Blue’s Clues is even stickier than Sesame Street. While Sesame Street insisted on including some humor and cleverness designed to appeal to adults to keep parents interested, Blue’s Clues did away with wordplay, was more direct, and focused on “[teaching] kids how to think in the same way that kids teach themselves how to think—in the form of the story” (121). Unlike Sesame Street’s “magazine”-style presentation in which segments lasted a maximum of about three minutes, Blue’s Clues followed the same narrative format each week: “Steve, the host, presents the audience with a puzzle involving Blue, the animated dog” (122), with lots of changing scenery and a resolution at the end when Steve returns to his Thinking Chair. The show preserved the stickiest parts of Sesame Street and expanded them up under the philosophy that “kids are interested in being intellectually active when they watch TV, and given the opportunity they’ll be behaviorally active” (123). The show’s creators regularly tested episodes with groups of children to determine what worked and what didn’t, including the order of the segments or puzzles. Sometimes, a change in the order determined the stickiness of the episode. In this case, the secret of tipping was “tinkering, on the margin, with the presentation of [...] ideas” (131) instead of making major changes.
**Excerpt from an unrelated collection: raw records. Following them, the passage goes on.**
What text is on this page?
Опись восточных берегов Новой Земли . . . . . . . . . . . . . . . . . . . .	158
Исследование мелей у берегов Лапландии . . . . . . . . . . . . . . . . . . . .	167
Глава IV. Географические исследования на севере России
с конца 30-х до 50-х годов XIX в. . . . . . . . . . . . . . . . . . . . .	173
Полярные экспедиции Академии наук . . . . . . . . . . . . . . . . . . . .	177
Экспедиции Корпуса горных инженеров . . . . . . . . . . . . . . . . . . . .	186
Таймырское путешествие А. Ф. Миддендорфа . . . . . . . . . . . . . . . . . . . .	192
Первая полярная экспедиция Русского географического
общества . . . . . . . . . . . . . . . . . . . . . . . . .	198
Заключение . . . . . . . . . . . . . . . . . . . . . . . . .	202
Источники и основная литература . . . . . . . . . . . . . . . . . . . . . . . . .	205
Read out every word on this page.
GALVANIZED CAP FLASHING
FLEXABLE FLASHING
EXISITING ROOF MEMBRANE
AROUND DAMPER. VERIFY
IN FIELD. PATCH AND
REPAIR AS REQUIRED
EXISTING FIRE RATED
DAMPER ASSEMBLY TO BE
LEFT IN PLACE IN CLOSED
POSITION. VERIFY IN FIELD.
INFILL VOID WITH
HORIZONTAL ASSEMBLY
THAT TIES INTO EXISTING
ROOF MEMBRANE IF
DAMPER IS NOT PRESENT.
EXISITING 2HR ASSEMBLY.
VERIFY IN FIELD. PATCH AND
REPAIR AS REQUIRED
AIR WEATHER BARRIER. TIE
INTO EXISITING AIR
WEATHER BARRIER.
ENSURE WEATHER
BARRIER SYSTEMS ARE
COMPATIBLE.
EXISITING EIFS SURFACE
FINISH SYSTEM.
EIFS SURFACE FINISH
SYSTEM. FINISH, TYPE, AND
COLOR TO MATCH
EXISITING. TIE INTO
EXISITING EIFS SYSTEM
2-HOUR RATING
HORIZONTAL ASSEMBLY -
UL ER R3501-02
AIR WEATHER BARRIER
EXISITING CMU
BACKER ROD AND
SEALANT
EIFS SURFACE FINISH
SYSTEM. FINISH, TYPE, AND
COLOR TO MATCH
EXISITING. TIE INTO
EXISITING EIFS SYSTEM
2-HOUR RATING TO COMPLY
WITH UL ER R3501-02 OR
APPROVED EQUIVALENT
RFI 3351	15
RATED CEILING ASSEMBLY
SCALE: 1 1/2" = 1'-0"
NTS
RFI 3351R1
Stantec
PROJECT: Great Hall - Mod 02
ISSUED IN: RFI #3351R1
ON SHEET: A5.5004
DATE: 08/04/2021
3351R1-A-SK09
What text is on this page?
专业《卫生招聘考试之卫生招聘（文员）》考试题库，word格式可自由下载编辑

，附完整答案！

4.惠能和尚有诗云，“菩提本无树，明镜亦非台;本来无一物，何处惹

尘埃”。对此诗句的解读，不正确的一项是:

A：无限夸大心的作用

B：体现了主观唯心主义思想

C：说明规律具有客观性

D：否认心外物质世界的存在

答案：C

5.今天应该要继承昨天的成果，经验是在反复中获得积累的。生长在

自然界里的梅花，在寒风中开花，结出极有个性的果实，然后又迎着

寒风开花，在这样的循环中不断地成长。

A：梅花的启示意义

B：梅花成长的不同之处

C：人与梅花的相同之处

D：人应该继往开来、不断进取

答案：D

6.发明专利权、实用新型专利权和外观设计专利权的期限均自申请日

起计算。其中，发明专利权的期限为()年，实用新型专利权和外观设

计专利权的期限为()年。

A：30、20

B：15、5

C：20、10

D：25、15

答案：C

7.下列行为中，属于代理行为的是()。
Gladwell interprets Joan Gantz Cooney’s mission in creating Sesame Street as creating “a learning epidemic to counter the prevailing epidemics of poverty and illiteracy” (89) when educational children’s programming for television was not taken seriously. This is another instance of Gladwell's broadly comparing different kinds of epidemics; he describes phenomena as different as structural poverty and children’s education in relationship to the medium of television. Cooney developed the show with the goal of better preparing "disadvantaged" children for school and igniting a passion for literacy within them and their families, but Gladwell extends this to the idea of fighting poverty as a result of the show. He bridges distinct worlds through the vector of social epidemics but is often criticized for his erasure of the distinctiveness and unequal cultural impact of the concepts that he pairs.
Gladwell explicitly avoids large-scale structural issues in this book; rather, his interest in epidemics is rooted in his conviction that people can effect real transformation through small and accessible changes. Focusing on overwhelming, seemingly unchangeable structural issues can discourage people from taking even the smallest action. Thus, his emphasis on the power of children’s television programming to combat negative epidemics aligns with Gladwell’s optimism regarding the possibility of generating meaningful change via manageable means. He confirms that multiple studies consistently demonstrate reading gains as a result of watching Sesame Street, but he does not provide evidence that the show's impact extends to the reform of economic systems.